Step 7 — Inspect state (local for now)

ls -la terraform.tfstate
terraform state list
terraform state show aws_vpc.main

The state file maps aws_vpc.main to your real VPC ID. Next guide moves this to S3 with locking—do not commit state to a public repo.

Step 8 — Change and re-plan

Add a tag in aws_vpc.main:

tags = {
  Name    = "${var.project}-${var.environment}-vpc"
  Lab     = "terraform-first-project"
}
terraform plan   # should show ~ update in-place only on tags

Small in-place updates are safe; watch for -/+ which means replace (new physical ID).

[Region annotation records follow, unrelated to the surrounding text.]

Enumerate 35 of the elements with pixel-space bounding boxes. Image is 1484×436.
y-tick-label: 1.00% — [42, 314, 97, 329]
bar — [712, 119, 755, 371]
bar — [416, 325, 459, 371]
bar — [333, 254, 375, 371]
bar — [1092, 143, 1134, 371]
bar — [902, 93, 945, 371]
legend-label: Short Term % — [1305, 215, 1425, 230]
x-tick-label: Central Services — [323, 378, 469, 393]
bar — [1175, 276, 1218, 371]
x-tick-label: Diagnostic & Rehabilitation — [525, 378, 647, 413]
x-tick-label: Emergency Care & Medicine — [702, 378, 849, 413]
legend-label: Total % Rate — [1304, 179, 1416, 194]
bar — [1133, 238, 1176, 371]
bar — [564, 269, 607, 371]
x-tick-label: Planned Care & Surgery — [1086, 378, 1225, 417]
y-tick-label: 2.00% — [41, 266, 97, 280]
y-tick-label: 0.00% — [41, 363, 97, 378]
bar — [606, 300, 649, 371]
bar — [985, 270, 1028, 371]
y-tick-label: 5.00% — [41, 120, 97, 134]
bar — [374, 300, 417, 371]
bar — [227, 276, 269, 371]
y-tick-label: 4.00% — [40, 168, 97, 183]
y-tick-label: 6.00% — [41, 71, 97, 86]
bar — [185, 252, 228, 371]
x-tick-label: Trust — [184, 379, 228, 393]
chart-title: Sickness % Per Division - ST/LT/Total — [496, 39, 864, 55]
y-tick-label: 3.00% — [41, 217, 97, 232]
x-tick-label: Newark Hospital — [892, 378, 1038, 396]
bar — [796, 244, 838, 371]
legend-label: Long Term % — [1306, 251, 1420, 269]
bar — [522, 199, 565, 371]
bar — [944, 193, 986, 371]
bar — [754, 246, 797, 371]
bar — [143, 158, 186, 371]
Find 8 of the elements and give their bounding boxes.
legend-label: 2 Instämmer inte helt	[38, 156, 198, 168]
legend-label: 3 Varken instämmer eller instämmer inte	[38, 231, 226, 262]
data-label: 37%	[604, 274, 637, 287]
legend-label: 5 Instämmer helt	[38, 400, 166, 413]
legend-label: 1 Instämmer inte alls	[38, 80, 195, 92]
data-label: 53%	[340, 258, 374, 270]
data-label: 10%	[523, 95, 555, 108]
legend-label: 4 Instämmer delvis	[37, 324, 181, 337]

Step 9 — Destroy when done

terraform destroy

S3 buckets must be empty before destroy if you added objects—either delete objects in the console or add a force-destroy flag only in sandboxes:

resource "aws_s3_bucket" "logs" {
  # ...
  force_destroy = true   # sandbox only
}

Step 10 — Troubleshooting

ErrorFix
No valid credential sourcesSet AWS_PROFILE or env vars; run aws sts get-caller-identity
AccessDenied on ec2:CreateVpcIAM policy missing VPC permissions
BucketAlreadyExistsS3 names are global—include account ID in bucket name as above
Error acquiring the state lockStale lock from interrupted apply—next guide covers DynamoDB locks
Provider version mismatchRun terraform init -upgrade and commit lock file

Interview phrase: “I keep Terraform in version control with lock files, run plan in PRs, use variables for environment differences, and never apply networking changes to prod without reviewing destroys—state belongs in remote storage with locking for teams.”

The one line to remember

Your first Terraform project is init → plan → apply → verify → destroy in a sandbox—prove you can read the plan before you trust apply in production.